Mais elle : « Ô mon amant ! compagnon de ma vie !
Des foyers maternels si ton char m’a ravie
Tremblante, mais complice, et si nos vœux sacrés
Ont fait luire à l’Hymen des feux prématurés.
Par cette sainte amour nouvellement jurée,
Par l’antique Vesta, par l’immortelle Rhée
Dont j’embrasse l’autel, jamais nulle autre ardeur
De mes pieux serments n’altéra la candeur :
Non, jamais Pénélope, à l’aiguille pudique[15].
Plus chaste n’a vécu sous la foi domestique.
Pollion, quel est-il ? » — « Je tiens tes longs cheveux…
Je dédaigne tes pleurs et tes tardifs aveux,

Corinne, tu mourras[16]… » — « Ce n’est pas moi ! Ma mère[17],
Il ne m’a point aimée ! Oh ! ta sainte colère[18]
À comme un Dieu vengeur poursuivi nos amours !
Que n’ai-je cru ma mère, et ses prudents discours ?
Je ne détourne plus ta sacrilège épée ;
Tiens, frappe, j’ai vécu puisque tu m’as trompée…
… Ah ! cruel !… mon sang coule !… Ah ! reçois mes adieux ;
Puisses-tu ne jamais t’éveiller ! » — « Justes dieux ! »


Écrit en 1819[19].
  1. Eschyle, Les Euménides, vers 103-105 (trad. de La Porte du Theil).
  2. Var : P1, Cieux
  3. Var : P1, Clepsydre
  4. Var : M, 1er  main, Mais lui d’un pied furtit, 2e main, Mais lui, furtif et (illisible ; corr. : lent).
  5. Var : M, 1er  main, Descend du lit d’ivoire, inquiet et pensif ; 2e main, illisible ; 3e main, texte actuel.
  6. Var : M, Il va lent et soigneux ; 1er  corr., d’un pied soigneux ; 2e corr., d’un pas prudent ; 3e corr., texte actuel.
  7. Var : M, P1, A, B, L’œil ouvert immobile en murmurant tout bas : C1-C3, L’œil ouvert, immobile, en murmurant tout bas :
  8. Var : M, 1er  main, Où sont les bandelettes ? 2e main, texte actuel.
  9. Var : M, au haut de la page qui commence par ce vers, dans le coin gauche : Quoi — Les rimes des mots bandelettes, tètes, sont soulignées d’une encre plus récente ; à un moment donné elles n’ont plus paru suffisantes à Vigny.
  10. Var : M, 1er  main, Au nom du saint hymen, 2e main, Écoute la pitié, 2e main, texte actuel.

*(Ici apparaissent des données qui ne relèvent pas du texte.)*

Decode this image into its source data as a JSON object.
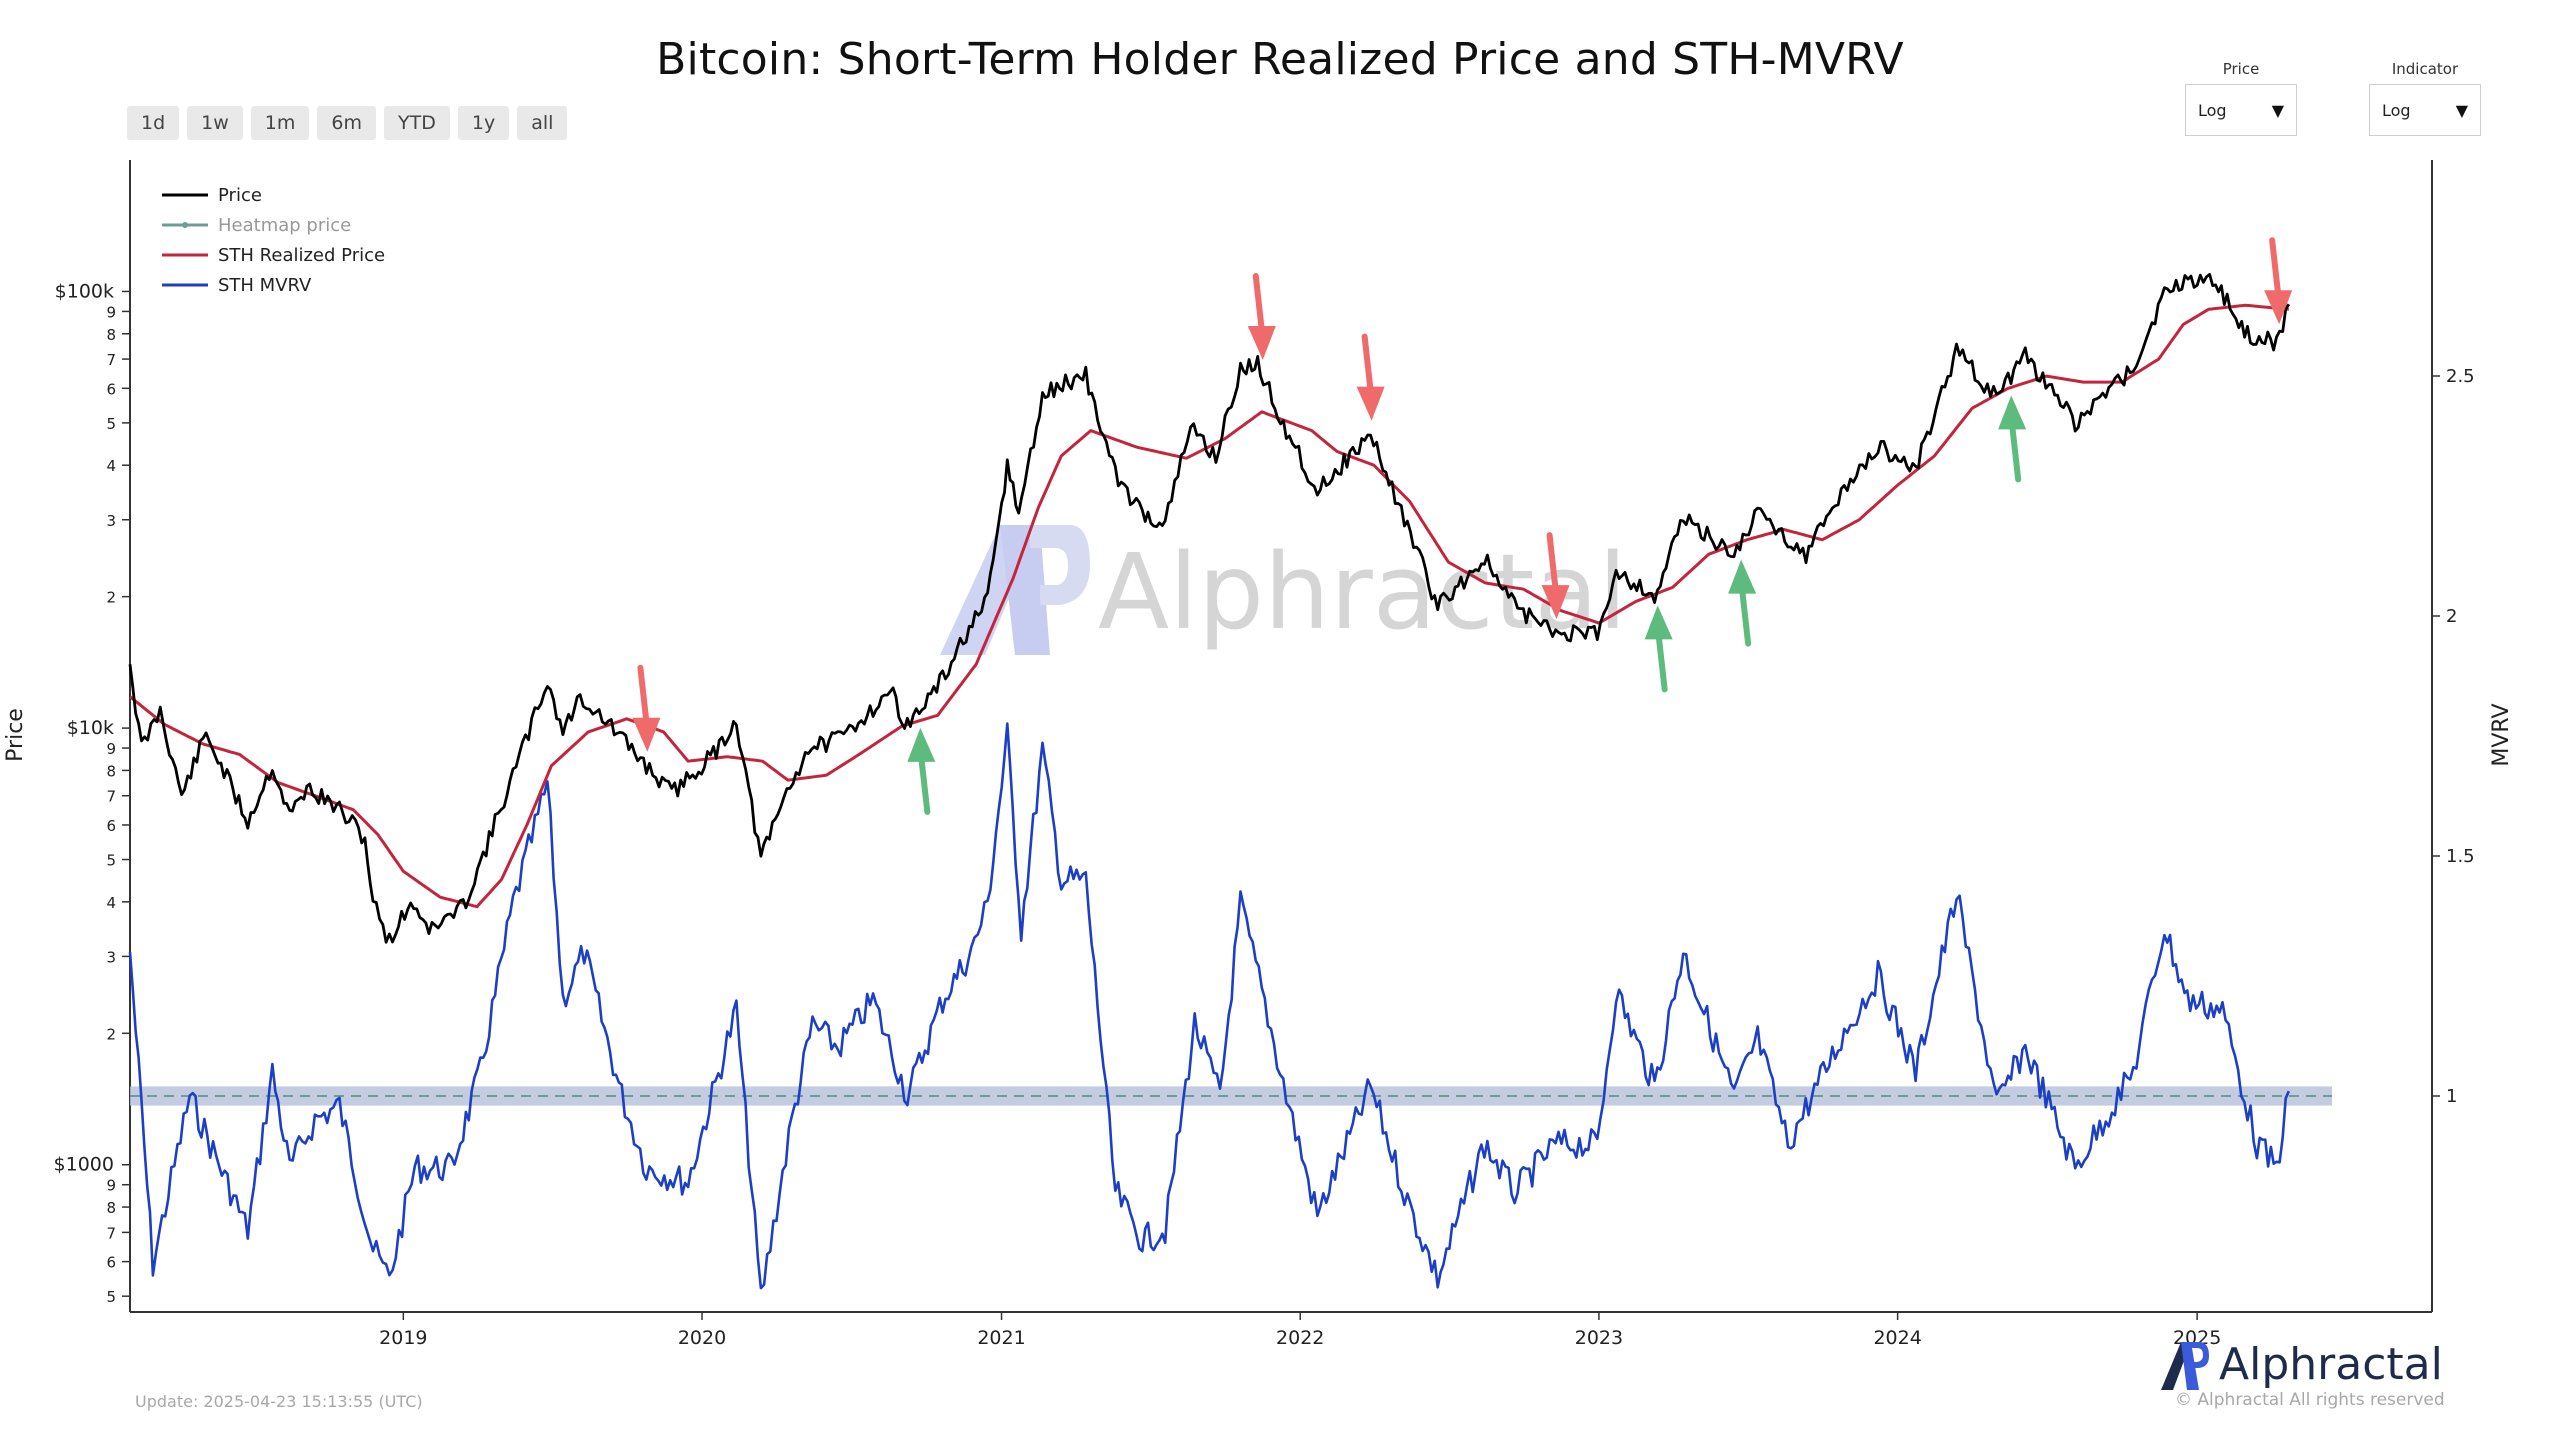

  11. Var : M, 1er  main, Vois (corr. : Oui) ton épouse (vers inachevé) 2e main, texte actuel.
  12. Var : M, 1er  main, T’avons-nous épargné quelque offrande, ô Morphée. 2e main, P1, A-C2, Phœbé, pardonne-lui ; pardonne-lui, Morphée. C3, D, Phœbé, pardonnez-lui ; pardonne-lui, Morphée.
  13. Millevoye, Simèthe, ou le sacrifice magique (portrait d’Eudamippe et de Delphis) :
    Un duvet délicat ombrageait leur visage.
  14. Var : M, D’un blond duvet son teint à peine se colore (corr. : décore), P1, son front à peine se décore. — Au bas de la page qui se termine par ce vers, dans le coin gauche : Suite.
  15. Var : M, 1er  main, Jamais la reine veuve 2e main, texte actuel.En note, au bas de tapage : ou : Non jamais Pénélope à la couche pudique… Homère parle de cette couche qu’aucun homme ne connaissait qu’Ulysse.
  16. Parisina, dans le poème de Byron, livre de même pendant son sommeil le nom de l’amant pour qui elle a trahi son époux.
  17. Var : M, P1, Ce n’est pas moi, ma mère,
  18. Var : M, P1, A-C, ô ta sainte colère
  19. La date manque dans M, P1. — À la dernière page du manuscrit, Vigny a fait soigneusement le décompte de sa pièce : 48 v[ers].